Value-added gauges of teacher effectiveness are highly error-prone and shouldn’t make up more than a minimal part of a teacher’s evaluation, contends a report released this week authored by a high-powered list of academics.
Problems with the gauge include the non-random assignment of students and teachers to classrooms, as well as the fact that value-added can’t distinguish between the contributions of multiple teachers over time and seem to be unstable from year to year.
“Such scores should only be a part of an overall comprehensive evaluation,” the authors wrote. “Some states are now considering plans that would give as much as 50 percent of the weight in teacher evaluation and compensation decisions to scores ... Based on the evidence, we consider this unwise.”
The report comes as the latest salvo in the ever-increasing debate about the appropriate use of the value-added measures in making judgments about teachers’ performance.
Many of the report’s authors are measurement experts: Eva Baker, a co-director of the National Center for Evaluation Standards and Student Testing, at UCLA; Paul Barton, an associate director of the National Assessment of Educational Progress; Edward Haertel, a former president of the National Council of Measurement in Education; Helen Ladd, a professor at Duke University; Robert Linn and Lorrie Shepard, both professors at the University of Colorado; and Richard Shavelson, a former president of the American Educational Research Association, among others.
Some of these academics also contested the Race to the Top guidelines for similar reasons last year.
In this report, the researchers say even though value-added measures purport to take socioeconomic factors into account, other differences can skew the estimates—like inequitable access to health, special services, smaller classes and better resources. “Each of those resource differences may have a small impact on a teacher’s apparent effectiveness, but cumulatively they have greater significance,” the report states.
The report presages ill effects if value-added is made too much a part of evaluation systems. Among other things, the report argues such pressure would narrow the curriculum further; cause teachers to focus more heavily on areas that are likely to improve scores; and make it less likely that teachers would want to work with low-income students with lower test scores.
In interviews, other academics who work on value-added methods said that the report’s caution about the misuse of value-added information is wise. Douglas Harris, a professor at the University of Wisconsin who’s written extensively about value-added, said that it makes sense to use other measures, like classroom observations of teacher practice, to counterbalance or offset test scores so that teachers aren’t unduly pressured to focusing exclusively on topics likely to appear on tests, or to instruct in a way that emphasizes factual recall over higher-order analysis.
But Harris also had some reservations about the report’s conclusions.
“The only reason we can have this debate is that value-added gives us observations of lots of different students, and we can think of them being a sample, and have a confidence interval around the results,” he said. “You can’t even estimate the error with other measures [such as teacher observations], so we’re holding value-added to a higher standard than the other approaches.”
The study of the correlation between teacher observation measures and student achievement is still in its infancy.
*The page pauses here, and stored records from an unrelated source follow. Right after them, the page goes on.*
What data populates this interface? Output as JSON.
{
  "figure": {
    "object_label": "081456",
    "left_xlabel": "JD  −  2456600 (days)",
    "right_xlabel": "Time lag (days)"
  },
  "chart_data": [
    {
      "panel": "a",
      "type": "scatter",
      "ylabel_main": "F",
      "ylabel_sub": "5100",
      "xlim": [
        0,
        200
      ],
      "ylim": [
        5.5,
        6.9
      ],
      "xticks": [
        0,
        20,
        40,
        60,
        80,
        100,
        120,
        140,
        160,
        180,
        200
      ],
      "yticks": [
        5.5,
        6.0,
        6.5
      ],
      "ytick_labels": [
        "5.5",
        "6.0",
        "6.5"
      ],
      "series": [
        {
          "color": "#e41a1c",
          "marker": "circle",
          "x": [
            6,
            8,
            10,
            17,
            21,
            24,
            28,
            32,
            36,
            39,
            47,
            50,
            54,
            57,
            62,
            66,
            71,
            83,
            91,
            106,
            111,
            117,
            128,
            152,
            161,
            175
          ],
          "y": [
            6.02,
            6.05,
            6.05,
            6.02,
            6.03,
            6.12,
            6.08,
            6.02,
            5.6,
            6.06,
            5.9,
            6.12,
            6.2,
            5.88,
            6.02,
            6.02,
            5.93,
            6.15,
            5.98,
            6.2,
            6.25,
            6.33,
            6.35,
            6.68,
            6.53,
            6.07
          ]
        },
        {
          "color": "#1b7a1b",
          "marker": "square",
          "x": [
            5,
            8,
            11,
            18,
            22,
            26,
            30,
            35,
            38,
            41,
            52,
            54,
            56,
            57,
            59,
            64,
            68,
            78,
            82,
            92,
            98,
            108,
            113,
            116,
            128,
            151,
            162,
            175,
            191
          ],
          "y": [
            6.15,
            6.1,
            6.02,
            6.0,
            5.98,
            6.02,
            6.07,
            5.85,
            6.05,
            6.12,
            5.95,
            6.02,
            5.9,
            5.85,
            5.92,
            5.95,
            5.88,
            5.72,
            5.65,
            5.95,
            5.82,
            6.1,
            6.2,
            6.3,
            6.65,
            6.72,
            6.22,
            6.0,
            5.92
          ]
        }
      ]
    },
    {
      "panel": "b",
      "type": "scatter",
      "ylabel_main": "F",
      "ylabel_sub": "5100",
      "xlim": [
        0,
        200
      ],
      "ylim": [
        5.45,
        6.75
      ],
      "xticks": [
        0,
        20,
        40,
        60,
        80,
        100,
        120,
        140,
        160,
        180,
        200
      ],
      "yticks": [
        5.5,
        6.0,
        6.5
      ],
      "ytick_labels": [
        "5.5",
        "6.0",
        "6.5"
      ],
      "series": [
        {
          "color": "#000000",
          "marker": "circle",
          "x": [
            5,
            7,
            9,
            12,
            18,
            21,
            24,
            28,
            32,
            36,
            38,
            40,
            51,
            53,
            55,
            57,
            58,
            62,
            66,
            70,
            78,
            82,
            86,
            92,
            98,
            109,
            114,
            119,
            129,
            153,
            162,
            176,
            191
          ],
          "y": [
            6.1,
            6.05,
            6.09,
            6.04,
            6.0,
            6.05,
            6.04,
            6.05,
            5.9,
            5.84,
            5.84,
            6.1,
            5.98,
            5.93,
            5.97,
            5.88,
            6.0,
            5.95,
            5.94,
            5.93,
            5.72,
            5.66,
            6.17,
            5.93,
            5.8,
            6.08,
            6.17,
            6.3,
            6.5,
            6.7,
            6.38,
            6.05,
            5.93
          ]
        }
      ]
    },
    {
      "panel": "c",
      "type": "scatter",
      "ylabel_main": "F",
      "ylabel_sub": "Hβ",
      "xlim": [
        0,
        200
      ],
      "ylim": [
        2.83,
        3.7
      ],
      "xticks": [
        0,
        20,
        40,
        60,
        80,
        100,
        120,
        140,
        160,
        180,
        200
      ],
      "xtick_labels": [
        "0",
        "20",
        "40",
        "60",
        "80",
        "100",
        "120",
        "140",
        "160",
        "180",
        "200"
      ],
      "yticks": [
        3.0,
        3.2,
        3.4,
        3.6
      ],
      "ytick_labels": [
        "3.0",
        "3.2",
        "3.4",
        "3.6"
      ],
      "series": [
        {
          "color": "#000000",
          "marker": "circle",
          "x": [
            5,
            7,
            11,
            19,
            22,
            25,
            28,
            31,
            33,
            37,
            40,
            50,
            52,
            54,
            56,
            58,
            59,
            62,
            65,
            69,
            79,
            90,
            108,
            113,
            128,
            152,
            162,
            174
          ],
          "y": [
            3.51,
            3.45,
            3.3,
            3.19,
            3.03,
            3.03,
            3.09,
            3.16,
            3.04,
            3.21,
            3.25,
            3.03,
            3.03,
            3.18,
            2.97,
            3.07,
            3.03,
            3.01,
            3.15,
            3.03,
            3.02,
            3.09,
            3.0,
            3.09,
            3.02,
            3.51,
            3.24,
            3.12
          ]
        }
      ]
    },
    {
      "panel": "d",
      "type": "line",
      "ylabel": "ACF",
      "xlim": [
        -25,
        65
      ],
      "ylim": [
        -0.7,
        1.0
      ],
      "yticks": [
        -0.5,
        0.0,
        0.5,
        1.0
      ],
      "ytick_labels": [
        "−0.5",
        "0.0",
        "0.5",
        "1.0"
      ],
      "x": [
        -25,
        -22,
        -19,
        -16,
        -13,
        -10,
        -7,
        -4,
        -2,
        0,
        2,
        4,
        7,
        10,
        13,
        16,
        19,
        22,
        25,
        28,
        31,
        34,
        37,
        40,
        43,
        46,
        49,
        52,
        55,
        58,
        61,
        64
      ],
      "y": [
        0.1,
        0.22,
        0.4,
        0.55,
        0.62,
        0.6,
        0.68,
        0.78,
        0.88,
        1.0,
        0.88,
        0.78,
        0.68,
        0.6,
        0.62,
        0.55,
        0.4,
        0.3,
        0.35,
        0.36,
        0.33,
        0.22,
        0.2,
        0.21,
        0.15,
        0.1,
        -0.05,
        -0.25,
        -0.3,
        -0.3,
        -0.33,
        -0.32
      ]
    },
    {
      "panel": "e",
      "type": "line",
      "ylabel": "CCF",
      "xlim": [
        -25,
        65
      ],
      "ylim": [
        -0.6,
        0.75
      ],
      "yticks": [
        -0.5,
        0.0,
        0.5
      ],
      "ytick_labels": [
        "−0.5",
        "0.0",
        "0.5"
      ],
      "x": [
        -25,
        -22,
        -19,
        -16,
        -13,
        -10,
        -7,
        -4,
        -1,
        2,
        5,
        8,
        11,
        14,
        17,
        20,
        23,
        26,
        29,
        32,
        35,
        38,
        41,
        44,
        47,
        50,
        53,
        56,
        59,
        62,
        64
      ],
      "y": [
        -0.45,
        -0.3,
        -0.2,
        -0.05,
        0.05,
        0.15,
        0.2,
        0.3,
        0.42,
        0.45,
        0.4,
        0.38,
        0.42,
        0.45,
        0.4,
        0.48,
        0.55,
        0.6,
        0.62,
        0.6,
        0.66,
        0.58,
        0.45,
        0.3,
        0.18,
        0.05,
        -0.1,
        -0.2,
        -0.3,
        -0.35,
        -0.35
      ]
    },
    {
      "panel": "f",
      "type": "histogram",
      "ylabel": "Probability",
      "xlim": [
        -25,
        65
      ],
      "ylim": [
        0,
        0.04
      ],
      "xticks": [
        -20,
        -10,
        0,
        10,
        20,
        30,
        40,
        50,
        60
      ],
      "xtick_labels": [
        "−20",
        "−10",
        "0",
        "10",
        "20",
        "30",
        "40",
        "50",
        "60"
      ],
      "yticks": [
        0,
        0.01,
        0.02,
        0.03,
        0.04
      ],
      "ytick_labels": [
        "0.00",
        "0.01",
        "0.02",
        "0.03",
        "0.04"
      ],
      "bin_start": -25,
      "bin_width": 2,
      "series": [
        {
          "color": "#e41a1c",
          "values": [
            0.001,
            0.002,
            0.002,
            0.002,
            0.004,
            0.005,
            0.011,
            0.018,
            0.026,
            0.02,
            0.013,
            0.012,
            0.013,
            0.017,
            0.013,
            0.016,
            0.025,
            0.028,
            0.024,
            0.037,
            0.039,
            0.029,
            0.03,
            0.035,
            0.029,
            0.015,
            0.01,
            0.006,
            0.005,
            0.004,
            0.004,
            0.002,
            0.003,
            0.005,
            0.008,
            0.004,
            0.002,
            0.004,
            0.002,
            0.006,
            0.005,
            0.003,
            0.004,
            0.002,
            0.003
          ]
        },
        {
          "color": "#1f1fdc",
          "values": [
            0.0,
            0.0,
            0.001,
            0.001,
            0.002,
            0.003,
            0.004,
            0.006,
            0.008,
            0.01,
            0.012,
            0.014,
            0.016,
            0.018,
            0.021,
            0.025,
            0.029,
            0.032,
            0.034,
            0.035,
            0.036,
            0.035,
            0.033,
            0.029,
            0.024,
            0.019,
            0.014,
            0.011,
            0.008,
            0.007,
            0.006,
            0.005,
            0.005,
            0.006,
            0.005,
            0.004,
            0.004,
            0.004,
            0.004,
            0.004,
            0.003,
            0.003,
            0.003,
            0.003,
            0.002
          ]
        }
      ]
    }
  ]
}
One of the few studies to make this link, based on Cincinnati’s teacher-evaluation system, did find a difference in teacher effectiveness that was picked up by classroom scorers.
And since most uses of value-added have never been studied in depth, it’s hard to say definitely what effects they’d have on teaching and learning, he added.
Daniel Goldhaber, a professor at the University of Washington, in Bothell, said that the report didn’t note that there are few alternatives for measuring teachers’ influence on instructional outcomes.
“I think people are right to point out the potential flaws of [value-added modeling], but it should be compared against what we have, not some nirvana that doesn’t exist,” he said.
But both researchers took pains to note they don’t endorse the public reporting of teachers’ value-added scores in Los Angeles as part of a controversial Los Angeles Times series.
Some of the states that have won Race to the Top grants, such as Rhode Island and Florida, have committed to basing at least 50 percent of a teacher’s evaluation on student achievement. Those states will have to confront the problem that only a portion of teachers currently instruct in tested grades and subjects, however.